Et moi, si son devoir, si ma foi ne l'arrête,
S'il ose quelque jour me demander ma tête.....
Je ne m'explique point, Osmin; mais je prétends
Que du moins il faudra la demander long-tems.
Je sais rendre aux sultans de fideles services;
Mais je laisse au vulgaire adorer leurs caprices,
Et ne me pique point du scrupule insensé,
De bénir mon trépas quand ils l'ont prononcé.

Combien de vérités historiques dans ces vets! La fin tragique de presque tous les visirs, leur dépouille portée au trésor des sultans, qui ont le droit d'hériter de quiconque a été chargé d'une administration; la coutume d'envoyer le lacet à ces victimes du despotisme, de leur demander leur tête, suivant l'expression du poète, et le dévoûment religieux des Turcs, qui leur fait regarder la volonté du sultan comme un ordre du ciel. Je demande si un homme qui ne connaîtrait cette partie des mœurs turques que par les vers de Racine, n'en aurait pas une idée très-fidelle; et la piece est pleine de morceaux semblables,

Voilà donc de ces lieux ce qui m'ouvre l'entrée,
Et comme enfin Roxane à mes yeux s'est montrée.
Invisible d'abord elle entendait ma voix,

Et craignait du serrail les rigoureuses lois.

Mais

Mais enfin, bannissant cette importune crainte
Qui dans nos entretiens jetait trop de contrainte,
Elle-même a choisi cet endroit écarté,

Où nos cœurs à nos yeux parlent en liberté.
Par un chemin obscur une esclave me guide,
Et..... Mais on vient. C'est elle et sa chere Atalide.

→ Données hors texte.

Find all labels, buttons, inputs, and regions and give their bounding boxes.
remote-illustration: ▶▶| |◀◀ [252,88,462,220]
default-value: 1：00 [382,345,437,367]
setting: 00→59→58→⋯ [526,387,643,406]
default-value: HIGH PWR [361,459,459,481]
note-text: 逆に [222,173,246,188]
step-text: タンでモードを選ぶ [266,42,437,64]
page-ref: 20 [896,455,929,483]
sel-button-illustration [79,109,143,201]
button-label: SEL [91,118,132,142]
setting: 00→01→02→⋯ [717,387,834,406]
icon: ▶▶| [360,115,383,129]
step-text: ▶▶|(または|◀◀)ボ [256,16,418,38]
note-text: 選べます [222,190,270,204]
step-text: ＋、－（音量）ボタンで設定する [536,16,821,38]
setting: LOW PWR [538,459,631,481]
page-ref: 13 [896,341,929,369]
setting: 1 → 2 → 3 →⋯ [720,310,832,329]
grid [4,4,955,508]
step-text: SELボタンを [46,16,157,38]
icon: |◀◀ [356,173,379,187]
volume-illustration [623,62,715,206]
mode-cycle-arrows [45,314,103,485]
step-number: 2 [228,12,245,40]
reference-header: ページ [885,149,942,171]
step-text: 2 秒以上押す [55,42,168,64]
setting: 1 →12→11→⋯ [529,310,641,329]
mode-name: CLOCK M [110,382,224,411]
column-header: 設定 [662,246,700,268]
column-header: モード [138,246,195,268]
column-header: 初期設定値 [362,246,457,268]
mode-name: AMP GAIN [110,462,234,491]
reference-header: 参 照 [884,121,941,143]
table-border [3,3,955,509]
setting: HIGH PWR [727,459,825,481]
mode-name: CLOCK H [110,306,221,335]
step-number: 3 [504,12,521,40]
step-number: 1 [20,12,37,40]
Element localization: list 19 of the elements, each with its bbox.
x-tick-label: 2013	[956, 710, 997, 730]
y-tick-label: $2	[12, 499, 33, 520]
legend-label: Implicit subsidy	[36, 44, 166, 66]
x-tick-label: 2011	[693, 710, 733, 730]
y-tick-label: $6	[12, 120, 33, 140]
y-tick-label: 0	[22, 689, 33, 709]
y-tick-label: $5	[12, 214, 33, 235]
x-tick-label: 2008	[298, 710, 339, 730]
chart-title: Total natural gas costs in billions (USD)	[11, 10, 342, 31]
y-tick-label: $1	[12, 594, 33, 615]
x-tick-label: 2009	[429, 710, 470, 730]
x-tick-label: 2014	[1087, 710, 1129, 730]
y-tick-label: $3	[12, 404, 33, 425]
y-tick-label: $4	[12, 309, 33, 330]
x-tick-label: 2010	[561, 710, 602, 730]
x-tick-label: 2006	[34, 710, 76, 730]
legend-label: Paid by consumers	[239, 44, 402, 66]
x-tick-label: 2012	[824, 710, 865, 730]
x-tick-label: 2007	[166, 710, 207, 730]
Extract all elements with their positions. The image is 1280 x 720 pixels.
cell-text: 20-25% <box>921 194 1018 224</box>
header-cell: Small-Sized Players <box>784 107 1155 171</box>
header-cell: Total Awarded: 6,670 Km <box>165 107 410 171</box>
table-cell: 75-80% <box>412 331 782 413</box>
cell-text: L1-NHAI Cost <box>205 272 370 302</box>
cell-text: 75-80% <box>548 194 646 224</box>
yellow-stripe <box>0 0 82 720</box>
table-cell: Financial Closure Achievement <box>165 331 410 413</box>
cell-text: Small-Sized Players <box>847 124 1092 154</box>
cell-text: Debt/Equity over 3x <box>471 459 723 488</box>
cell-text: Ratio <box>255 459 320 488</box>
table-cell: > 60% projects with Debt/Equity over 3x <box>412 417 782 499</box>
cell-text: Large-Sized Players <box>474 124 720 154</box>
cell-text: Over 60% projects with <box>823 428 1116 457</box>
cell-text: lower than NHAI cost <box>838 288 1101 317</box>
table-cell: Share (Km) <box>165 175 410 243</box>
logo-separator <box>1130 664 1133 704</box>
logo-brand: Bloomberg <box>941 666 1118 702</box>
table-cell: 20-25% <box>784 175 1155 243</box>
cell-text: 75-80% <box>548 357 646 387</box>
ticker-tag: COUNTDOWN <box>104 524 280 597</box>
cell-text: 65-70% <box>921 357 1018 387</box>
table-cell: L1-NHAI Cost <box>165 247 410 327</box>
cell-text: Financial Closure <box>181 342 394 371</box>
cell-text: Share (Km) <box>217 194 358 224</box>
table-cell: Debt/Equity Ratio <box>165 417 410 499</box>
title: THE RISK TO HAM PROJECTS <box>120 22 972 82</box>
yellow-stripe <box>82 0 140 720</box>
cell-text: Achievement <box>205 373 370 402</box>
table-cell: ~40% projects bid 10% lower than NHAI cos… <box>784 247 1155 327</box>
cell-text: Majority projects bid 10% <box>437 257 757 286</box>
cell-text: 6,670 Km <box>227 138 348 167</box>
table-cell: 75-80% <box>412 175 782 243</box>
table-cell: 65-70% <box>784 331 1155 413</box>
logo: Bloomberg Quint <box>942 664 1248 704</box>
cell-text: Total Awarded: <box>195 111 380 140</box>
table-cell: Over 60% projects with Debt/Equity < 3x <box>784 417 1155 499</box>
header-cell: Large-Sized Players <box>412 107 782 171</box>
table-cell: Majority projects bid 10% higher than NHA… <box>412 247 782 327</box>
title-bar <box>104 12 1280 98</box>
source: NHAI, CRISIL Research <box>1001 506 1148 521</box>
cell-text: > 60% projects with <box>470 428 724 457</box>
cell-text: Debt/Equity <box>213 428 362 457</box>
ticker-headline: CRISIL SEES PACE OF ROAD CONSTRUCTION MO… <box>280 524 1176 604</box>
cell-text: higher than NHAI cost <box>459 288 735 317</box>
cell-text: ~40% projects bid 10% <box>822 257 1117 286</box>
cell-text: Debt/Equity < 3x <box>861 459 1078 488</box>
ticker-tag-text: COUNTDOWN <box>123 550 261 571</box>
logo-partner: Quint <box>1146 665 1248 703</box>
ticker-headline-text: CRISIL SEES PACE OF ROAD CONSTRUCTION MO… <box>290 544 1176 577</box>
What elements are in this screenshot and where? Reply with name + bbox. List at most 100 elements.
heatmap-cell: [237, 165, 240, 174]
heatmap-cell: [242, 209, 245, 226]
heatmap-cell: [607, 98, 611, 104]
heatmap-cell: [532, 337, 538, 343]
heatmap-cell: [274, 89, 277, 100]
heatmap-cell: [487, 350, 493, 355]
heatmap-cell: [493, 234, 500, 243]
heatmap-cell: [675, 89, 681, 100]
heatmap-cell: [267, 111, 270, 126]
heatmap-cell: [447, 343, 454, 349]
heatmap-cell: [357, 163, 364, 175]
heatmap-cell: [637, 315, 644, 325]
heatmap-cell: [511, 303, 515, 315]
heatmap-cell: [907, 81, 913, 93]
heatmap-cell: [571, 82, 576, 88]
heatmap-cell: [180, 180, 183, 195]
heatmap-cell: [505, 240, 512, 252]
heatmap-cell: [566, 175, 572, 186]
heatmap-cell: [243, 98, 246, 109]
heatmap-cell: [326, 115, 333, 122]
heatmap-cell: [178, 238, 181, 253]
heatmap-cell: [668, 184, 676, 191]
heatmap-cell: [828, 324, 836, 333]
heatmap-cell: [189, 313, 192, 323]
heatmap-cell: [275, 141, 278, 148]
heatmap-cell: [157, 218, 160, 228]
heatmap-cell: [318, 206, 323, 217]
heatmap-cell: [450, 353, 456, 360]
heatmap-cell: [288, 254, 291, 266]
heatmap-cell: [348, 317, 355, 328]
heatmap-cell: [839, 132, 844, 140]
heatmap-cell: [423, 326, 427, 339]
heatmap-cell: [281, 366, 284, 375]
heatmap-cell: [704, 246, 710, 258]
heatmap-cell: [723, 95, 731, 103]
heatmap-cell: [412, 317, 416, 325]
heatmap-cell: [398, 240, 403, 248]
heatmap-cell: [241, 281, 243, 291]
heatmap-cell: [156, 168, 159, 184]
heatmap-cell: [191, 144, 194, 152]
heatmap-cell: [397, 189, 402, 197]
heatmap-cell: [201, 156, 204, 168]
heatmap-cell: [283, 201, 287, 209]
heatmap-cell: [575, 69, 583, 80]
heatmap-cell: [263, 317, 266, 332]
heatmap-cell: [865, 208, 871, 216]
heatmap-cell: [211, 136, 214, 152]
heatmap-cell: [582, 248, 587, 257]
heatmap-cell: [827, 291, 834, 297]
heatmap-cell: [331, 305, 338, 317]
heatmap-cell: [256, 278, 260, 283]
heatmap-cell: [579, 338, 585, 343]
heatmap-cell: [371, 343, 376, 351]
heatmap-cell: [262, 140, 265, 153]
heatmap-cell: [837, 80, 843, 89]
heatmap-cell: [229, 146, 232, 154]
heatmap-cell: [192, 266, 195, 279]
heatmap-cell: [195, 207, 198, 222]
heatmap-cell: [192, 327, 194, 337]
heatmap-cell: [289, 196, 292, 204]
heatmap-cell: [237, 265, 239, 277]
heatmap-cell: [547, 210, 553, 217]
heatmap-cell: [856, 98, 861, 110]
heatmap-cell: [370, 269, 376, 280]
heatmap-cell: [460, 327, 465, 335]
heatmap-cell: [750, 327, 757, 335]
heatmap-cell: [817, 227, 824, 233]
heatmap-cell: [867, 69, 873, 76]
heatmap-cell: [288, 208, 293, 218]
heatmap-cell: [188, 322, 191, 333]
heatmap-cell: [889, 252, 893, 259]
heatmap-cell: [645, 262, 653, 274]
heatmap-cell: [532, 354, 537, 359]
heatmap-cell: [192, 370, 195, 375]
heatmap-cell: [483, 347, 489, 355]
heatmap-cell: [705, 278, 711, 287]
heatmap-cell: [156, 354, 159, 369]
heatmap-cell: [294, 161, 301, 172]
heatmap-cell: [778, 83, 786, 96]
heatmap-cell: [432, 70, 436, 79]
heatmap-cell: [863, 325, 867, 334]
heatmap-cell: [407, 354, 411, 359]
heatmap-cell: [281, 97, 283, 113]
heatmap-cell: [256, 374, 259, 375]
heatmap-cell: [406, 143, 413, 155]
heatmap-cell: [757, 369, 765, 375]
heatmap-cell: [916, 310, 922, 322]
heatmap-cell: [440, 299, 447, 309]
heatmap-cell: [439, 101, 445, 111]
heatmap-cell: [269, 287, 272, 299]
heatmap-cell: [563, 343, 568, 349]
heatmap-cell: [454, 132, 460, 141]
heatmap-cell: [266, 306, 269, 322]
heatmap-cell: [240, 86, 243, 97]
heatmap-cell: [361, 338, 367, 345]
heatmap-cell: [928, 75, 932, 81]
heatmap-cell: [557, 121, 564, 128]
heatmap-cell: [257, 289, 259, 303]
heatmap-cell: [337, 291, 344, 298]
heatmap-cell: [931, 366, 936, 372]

Cette scene est d'une étendue peu ordinaire au théâtre; elle a plus de deux cents vers; elle n'est point passionnée; ce n'est qu'une simple exposition, c'est-à-dire, ce qu'on entend avec le moins d'intérêt et ce que la plupart des spectateurs, aujourd'hui surtout, voudraient qu'on abrégât le plus qu'il est possible; et cependant elle ne paraît pas trop longue, parce qu'il n'y a rien d'inutile. On a vu tout ce qu'elle contient de choses: il serait bien plus long de détailler les beautés de style. Un commentaire fait dans cet esprit, tiendrait plus de place que l'ouvrage.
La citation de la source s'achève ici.